Cam O’Connell, 23, has had to face many obstacles in his young life, but because of his determination, his strength of character, and the support he has received from those closest to him, those obstacles have also presented him with opportunities to grow.
Now the Red Deer professional boxer feels it is his time to start giving back to his community.
“I have a list (of people who helped get me through the tough times),” explained O’Connell. “A very good counsellor at my school, my coaches, my father and mother, and (fellow boxer) Arash Usmanee. His positivity even when the worst things happened. He was a role model to me, not just a mentor.”
“The community has done so much for me! I felt that I should be giving back and I didn’t know how to do it. I’ve always coached kids and worked with them, but recently I got to do an anti-bullying speech.”
As a professional boxer O’Connell has a 3-0-1 record. As an amateur he had 136 bouts, and 101 wins. He was a 12-time Alberta provincial champion, four-time Western Canadian champion, two-time Canadian national champion, bronze medallist at the Junior Olympics in 2005, and Ringside world champion in 2007.
But life has not always been so successful for O’Connell. Middle school was an extremely difficult time in his life. It was a time when he was bullied, and he would get into trouble for fighting back.
“Middle School was tough,” said the boxer. “It was just when I started boxing and being bullied. I would fight back and I would get into a lot of scraps at school and then people heard I was a boxer and it would cause even more bullying and scraps at school.”
With the help of school staff, his coaches and his family, O’Connell was able to overcome that dark period in his life.
“By the time I hit Grade Eight, I understood boxing a little bit more and I knew what I was doing and I was confident in my abilities to box,” he said. “But I didn’t have to fight. I didn’t have to prove myself anymore to bullies. People still talked, there is always going to be people who talk, but when you know your abilities you don’t have to prove it.
“It gave me self-confidence to move on in life, don’t worry about the little things that people say, just keep going. That is what I try to tell the kids at the presentations. I had a lot of questions about how I overcame it (bullying) and whether boxing is the way. But I don’t think that boxing is the way. I think any sport, anything that you can do to get your mind off of the bullying and to gain confidence will help you to overcome bullying. That is the reason I kind of got into boxing, not to defend against bullies but to have self confidence to overcome bullies.”
O’Connell has twice had opportunities to talk at bullying workshops at the Red Deer Public Library. The audience included school groups, but also adults with mental disabilities, with stories about how they would get bullied by kids when they take public transportation.
O’Connell enjoyed giving his presentation at these workshops, but what he appreciated the most was working one-on-one with those in attendance.
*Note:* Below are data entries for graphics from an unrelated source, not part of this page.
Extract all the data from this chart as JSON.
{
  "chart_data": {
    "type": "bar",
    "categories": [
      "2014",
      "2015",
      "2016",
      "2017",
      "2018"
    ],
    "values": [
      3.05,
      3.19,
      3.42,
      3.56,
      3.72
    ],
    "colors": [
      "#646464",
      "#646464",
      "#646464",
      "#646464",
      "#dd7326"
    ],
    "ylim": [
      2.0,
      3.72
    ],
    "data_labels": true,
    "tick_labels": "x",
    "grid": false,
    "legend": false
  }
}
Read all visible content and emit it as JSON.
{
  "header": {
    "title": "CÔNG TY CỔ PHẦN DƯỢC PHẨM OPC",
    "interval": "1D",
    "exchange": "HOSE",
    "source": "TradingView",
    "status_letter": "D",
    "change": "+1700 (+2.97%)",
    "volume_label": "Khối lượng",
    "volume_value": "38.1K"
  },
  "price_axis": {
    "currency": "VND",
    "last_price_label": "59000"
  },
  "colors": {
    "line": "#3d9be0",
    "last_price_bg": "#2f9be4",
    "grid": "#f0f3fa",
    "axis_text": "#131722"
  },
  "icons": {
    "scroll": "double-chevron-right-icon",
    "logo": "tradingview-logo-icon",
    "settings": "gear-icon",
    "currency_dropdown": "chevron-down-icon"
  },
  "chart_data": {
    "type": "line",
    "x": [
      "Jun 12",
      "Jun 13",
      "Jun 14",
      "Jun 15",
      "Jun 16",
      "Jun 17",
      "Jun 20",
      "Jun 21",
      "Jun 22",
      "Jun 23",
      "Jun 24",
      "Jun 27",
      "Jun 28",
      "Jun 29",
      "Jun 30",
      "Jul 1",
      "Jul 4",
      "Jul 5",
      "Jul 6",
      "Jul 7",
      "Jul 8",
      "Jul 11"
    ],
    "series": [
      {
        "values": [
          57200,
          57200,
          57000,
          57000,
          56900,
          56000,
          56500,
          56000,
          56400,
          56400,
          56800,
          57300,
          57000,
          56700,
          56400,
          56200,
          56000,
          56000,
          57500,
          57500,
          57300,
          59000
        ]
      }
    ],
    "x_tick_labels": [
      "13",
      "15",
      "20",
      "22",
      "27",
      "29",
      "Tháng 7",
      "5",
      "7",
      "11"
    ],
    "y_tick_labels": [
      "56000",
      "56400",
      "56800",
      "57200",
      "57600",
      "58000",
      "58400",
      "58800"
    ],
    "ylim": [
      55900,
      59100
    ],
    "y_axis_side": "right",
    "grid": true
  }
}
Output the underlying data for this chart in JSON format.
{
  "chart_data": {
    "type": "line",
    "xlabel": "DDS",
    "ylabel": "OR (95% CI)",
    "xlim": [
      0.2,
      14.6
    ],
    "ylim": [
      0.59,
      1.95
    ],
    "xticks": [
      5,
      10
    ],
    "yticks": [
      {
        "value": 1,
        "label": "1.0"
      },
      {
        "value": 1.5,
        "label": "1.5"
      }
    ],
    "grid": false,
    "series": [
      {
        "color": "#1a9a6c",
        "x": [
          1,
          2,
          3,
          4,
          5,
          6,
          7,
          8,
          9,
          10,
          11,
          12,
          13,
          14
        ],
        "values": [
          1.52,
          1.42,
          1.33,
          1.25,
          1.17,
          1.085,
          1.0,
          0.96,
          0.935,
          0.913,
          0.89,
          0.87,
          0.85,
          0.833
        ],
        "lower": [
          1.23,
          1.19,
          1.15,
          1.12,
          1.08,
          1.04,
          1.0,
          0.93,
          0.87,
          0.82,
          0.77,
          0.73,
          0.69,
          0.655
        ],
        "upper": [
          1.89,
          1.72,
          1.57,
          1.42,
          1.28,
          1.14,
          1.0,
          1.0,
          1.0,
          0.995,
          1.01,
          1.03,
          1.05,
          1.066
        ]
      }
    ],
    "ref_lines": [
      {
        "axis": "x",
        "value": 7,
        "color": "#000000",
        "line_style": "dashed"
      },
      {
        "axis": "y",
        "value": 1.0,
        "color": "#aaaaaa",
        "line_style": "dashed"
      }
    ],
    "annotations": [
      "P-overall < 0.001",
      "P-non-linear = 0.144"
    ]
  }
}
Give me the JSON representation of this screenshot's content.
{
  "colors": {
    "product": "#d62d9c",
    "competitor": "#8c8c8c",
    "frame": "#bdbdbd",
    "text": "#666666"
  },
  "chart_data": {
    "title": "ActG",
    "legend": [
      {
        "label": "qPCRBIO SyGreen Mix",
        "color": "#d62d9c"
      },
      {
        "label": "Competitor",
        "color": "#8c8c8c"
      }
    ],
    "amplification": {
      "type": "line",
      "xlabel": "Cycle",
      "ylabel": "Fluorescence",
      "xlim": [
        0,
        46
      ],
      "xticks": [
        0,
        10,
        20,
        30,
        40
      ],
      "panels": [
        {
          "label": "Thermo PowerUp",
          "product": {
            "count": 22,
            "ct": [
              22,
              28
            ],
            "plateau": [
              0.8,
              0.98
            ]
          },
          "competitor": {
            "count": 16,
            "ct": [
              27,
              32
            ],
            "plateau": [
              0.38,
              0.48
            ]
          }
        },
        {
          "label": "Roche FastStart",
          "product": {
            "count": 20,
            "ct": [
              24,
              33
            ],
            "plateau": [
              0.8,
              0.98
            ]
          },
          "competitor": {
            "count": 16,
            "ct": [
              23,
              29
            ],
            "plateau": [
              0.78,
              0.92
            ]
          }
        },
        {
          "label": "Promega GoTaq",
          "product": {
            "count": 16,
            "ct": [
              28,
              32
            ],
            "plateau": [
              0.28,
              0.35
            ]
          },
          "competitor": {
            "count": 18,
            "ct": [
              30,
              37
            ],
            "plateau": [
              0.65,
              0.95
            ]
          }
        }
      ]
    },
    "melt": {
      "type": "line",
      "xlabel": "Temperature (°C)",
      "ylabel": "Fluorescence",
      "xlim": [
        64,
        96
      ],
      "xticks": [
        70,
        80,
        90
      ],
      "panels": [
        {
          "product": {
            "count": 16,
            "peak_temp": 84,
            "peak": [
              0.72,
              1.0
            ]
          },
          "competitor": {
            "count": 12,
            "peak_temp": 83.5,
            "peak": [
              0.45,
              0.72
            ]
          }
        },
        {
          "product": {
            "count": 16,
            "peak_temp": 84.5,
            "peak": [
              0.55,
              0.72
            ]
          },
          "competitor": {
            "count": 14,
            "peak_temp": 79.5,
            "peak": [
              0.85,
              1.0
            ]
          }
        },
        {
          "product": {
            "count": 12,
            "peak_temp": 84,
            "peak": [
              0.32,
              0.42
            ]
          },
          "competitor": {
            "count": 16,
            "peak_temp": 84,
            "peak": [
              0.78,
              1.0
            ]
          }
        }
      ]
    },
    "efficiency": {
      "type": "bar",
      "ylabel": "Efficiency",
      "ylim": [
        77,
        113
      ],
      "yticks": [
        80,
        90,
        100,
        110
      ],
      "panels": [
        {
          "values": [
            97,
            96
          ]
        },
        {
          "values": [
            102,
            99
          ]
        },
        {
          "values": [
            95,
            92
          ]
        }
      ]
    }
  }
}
“I have gotten a chance to tell my story a couple times now and the anti-bullying is working for me,” explained the boxer. “I like giving back, and it feels like I am helping these kids overcome big problems. The feeling is amazing. That one-on-one is where I felt I was making the difference. Anyone can give a speech, but talking to the kids one-on-one is what helped the kids.”
After O’Connell won his first Canadian title and gained some fame at a local level, he found that along with the accolades that a negative element became interested in who he was, and he entered another dark period in his life. But again for the boxer this was just another obstacle, something that he could learn from to become a more positive person.
“I got into a legal issues and still have charges pending,” said the boxer. “I was involved with the darker side of society, doing the wrong things, and the negativity got to me. I got into trouble and I realized there is a good way to live your life and a bad way. That is what I needed. I guess some people need that. They need a big situation to happen in their life to change the way they go about living their lives. This was a turning point for me. Now I can help other people get out of it.
“My team . . . Doug Bolianatz, Roman Rzepkowski, and Robert Carswell are focusing on the positive, that is where we are going. I always wanted to give back but I thought I needed a title to start giving back, but now I know I am at a level where I can give back, anyone can give back in that sense. With the anti-bullying it was another opportunity for me to give back.”
O’Connell has another opportunity to give back to his community when he fights for the first time as a professional in front of his home crowd Friday at the Sheraton Hotel. The undefeated boxer will be taking on Mexico’s Luis Arjona, 3-1-1, in the six-round main event.
“I am excited to fight at home,” said the lightweight boxer. “It shouldn’t affect how I box. Once I’m in the ring my concentration is so good now that I can fight anywhere. The ring is my home.”
If O’Connell wins this bout, he will be ranked in Canada, which will be a major step for him in accomplishing his goals.
“I want the Canadian title,” said O’Connell. “It is within our reach. I know I can beat some of the guys who are ranked, so it is just a matter of time before I get the opportunity to fight them. Then I would like to follow in the footsteps of Arash Usmanee and get ranked in the world and fight for a title and bring it home to Red Deer.”
The undercard will feature a number of amateur bouts, including Red Deer’s Brian Samuel fighting Devon Reti of Calgary for a provincial championship and an opportunity to represent Alberta at the national championships.